Son Şnitzel filminin sansür ve engellemelerle Avrupa yolcusu olması, Türkiye’nin entelektüel birikim ihracının son örneği olarak kayıtlara geçiyor. Zira siyasi iktidarın son dönemde akademiye yaptığı baskılar yüzünden yüzlerce akademisyenin yurt dışına çıkmasının ardından şimdi de kültür sanat mecrasının Türkiye’deki üretim alanı giderek daralıyor.
Devlet tiyatrosu oyuncularının işlerine keyfi olarak son verilmesi ve barış bildirisine imza atan 433 sinemacıya soruşturma açılmasıyla başlayan bu süreç bugün, komedi filmlerine uygulanan sansür ve engellemelere kadar uzanmış durumda.
Peki, bu ve benzeri müdahaleler sonucunda Türkiye’yi nasıl bir kültür sanat mecrası bekliyor? Son Şnitzel filminin yönetmeni Kurtuluş bu soruya şöyle yanıt veriyor: “Bizim şahsi kanaatimiz şu anda Türkiye'de sinema alanında hiçbir şeyin özgür düşünceyle yapılamayacağı yönünde. Yani senaryo yazılamaz, film çekilemez, gösterilemez, festival yapılamaz, jüri olunamaz gibi... Başka maddeler de eklenebilir, artık sinemaya dair aklınıza ne gelirse... Sadece bağımsız sinemacılardan veya Kültür Bakanlığı’ndan fon almış projelerden bahsetmiyoruz. Bu atmosfer sinemayla uğraşan herkese dokunuyor. En büyük bütçeli ana akım bir filmden tutun bakanlık desteği almamış, hatta yüzde 80’i yurt dışında çekilmiş ‘Son Şnitzel’ adlı küçük bir kısa filme kadar herkes bu kadroya dâhil.”

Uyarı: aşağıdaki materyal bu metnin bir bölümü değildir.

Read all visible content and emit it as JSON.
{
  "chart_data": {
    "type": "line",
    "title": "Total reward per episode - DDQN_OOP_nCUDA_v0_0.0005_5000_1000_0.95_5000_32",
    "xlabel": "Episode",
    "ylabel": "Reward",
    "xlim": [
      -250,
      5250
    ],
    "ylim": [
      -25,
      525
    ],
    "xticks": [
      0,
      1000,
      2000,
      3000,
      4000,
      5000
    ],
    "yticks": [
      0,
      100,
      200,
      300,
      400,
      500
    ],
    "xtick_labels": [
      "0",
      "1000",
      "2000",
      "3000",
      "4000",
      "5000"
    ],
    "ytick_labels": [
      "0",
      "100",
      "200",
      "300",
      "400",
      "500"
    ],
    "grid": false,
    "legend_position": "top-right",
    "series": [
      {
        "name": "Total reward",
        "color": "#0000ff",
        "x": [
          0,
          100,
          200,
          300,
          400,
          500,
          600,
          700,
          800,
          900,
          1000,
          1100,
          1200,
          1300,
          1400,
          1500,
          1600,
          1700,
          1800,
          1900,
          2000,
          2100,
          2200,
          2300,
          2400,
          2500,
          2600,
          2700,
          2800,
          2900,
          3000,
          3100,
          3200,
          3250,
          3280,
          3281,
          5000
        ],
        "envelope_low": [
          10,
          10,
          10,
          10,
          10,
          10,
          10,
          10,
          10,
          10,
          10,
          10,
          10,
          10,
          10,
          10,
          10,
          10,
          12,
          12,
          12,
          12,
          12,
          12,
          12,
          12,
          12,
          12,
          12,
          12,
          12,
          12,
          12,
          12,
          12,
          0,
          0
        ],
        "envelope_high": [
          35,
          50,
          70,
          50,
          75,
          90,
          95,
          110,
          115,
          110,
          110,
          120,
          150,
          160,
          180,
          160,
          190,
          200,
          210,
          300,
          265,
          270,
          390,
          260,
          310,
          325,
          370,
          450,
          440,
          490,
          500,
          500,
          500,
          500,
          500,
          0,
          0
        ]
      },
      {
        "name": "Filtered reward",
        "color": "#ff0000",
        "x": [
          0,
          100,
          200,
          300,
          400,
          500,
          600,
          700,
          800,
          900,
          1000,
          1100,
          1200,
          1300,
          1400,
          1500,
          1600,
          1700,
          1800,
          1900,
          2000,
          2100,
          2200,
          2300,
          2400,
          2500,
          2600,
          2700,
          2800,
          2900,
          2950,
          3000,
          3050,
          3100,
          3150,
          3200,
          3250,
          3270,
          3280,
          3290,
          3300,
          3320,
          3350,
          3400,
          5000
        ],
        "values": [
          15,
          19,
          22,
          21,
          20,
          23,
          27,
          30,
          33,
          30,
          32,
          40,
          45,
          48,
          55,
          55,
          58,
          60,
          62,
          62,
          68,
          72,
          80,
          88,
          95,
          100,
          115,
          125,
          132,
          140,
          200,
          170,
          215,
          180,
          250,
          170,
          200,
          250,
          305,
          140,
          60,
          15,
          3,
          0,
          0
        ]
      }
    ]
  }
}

Sinema Yazarları Derneği Başkanı Tül Akbal da bu uygulamaların Türkiye’deki kültür sanat alanını nereye götüreceğini Al-Monitor’a şöyle açıklıyor: “Türkiye’de çok güçlü bir baskı iklimi var. Bu sözün hafif kaçtığı bir durumla karşı karşıyayız aslında. Bundan, barış bildirisine destek çıkan sinemacılar nasibini almıştı. Bugün hiçbirinin projesi onaylanmıyor. Ben de bu bildirinin imzacılarından biriyim ve işimi kaybettim. Sinemacıları işten atacak bir merci yok Türkiye’de ama hiçbir yerden destek alamıyorsunuz, bir kara liste uygulaması yapılıyor. Kısa filmlerden belge istenmesi gibi keyfi uygulamalara maruz kalınıyor. Tarihin ender gördüğü baskı dönemlerinden birinden geçiyoruz. Dört koldan sarılmış durumdayız. Nedeni ne olursa olsun her filmin özellikle de kısa filmlerin ve belgesellerin en azından festivallerde gösterilmesinin önünde hiçbir engel olmaması gerekir. Türkiye kültür sanat alanı son derece kurak ve korkunç bir duruma doğru ilerliyor.”